Carte de la zone Bretagne - Pays-de-la-Loire

Le phare d’Ar-Men est situé à l’extrémité de la chaussée de Sein, prolongement vers l’Ouest des formations granitiques de la pointe du Raz. Bien que dans ce secteur les naufrages soient nombreux, la décision de construire un phare à l’extrémité de la chaussée de Sein n’est pas inscrite dans le vaste programme d’éclairage des côtes de France, établi à partir de 1825. Au retour d’une campagne hydrographique en 1817, l’ingénieur Beautemps-Beaupré affirme au sujet de la chaussée de Sein que « tout navigateur qui la traversera sans le secours d’un bon pilote de l’île de Sein ne devra son salut qu’à un heureux hasard »..

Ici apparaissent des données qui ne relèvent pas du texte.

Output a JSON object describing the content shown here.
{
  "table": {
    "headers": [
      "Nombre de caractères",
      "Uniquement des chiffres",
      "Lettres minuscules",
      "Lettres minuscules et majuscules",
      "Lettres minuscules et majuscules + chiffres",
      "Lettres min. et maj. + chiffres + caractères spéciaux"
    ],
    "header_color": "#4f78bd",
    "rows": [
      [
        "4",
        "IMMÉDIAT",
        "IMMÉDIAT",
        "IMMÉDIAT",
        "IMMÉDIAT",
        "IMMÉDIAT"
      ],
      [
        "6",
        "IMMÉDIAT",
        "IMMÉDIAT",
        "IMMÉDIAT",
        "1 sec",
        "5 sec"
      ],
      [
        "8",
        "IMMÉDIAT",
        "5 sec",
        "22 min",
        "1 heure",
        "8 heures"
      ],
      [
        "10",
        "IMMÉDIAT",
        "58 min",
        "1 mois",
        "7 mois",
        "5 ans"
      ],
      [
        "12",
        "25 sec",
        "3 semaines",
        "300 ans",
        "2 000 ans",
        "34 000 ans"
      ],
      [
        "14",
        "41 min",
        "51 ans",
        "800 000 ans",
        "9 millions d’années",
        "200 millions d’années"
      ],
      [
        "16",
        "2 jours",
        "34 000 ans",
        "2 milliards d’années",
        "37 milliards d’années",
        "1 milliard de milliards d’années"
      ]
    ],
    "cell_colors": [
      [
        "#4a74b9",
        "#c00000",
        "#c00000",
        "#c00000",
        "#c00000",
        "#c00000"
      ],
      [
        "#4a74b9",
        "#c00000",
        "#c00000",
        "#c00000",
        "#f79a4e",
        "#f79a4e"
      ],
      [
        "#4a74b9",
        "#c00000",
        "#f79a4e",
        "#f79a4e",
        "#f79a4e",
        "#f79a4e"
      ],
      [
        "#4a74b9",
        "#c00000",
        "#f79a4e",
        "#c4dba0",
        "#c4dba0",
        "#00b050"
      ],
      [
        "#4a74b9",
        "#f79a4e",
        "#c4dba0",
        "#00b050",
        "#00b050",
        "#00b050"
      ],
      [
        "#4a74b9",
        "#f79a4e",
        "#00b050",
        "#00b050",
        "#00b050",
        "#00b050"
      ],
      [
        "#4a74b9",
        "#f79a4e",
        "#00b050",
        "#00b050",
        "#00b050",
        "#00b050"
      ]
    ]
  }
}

Lorsque dans la nuit du 23 au 24 septembre 1859, la frégate impériale Sané coule sur la chaussée, les amiraux protestent énergiquement. Rapidement, la Commission des phares examine la possibilité d’établir un phare à l’extrémité de la chaussée. Le choix du site est difficile. Seul le rocher d’Ar-Men, émergeant quelques heures à 4,20 m lors des basses mers de grand coefficient, pourrait convenir, mais il est quasiment inabordable. Les ingénieurs des Phares et balises concluent qu’aucune roche ne peut servir d’assise. La Marine confie alors en 1866 à l’ingénieur hydrographe Ploix une nouvelle mission de reconnaissance sur Ar-Men. L’exiguïté de la roche oblige les ingénieurs à concevoir un phare différent des autres : la tour sera dénuée d’empattement. Le phare aura ainsi une hauteur moyenne au-dessus de la mer de 33,50 m pour un diamètre de base de 7,20 m. Le soubassement sera de forme irrégulière en maçonnerie de pierre de Kersanton et la tour tronconique en maçonnerie de pierre de taille de grès et de granite.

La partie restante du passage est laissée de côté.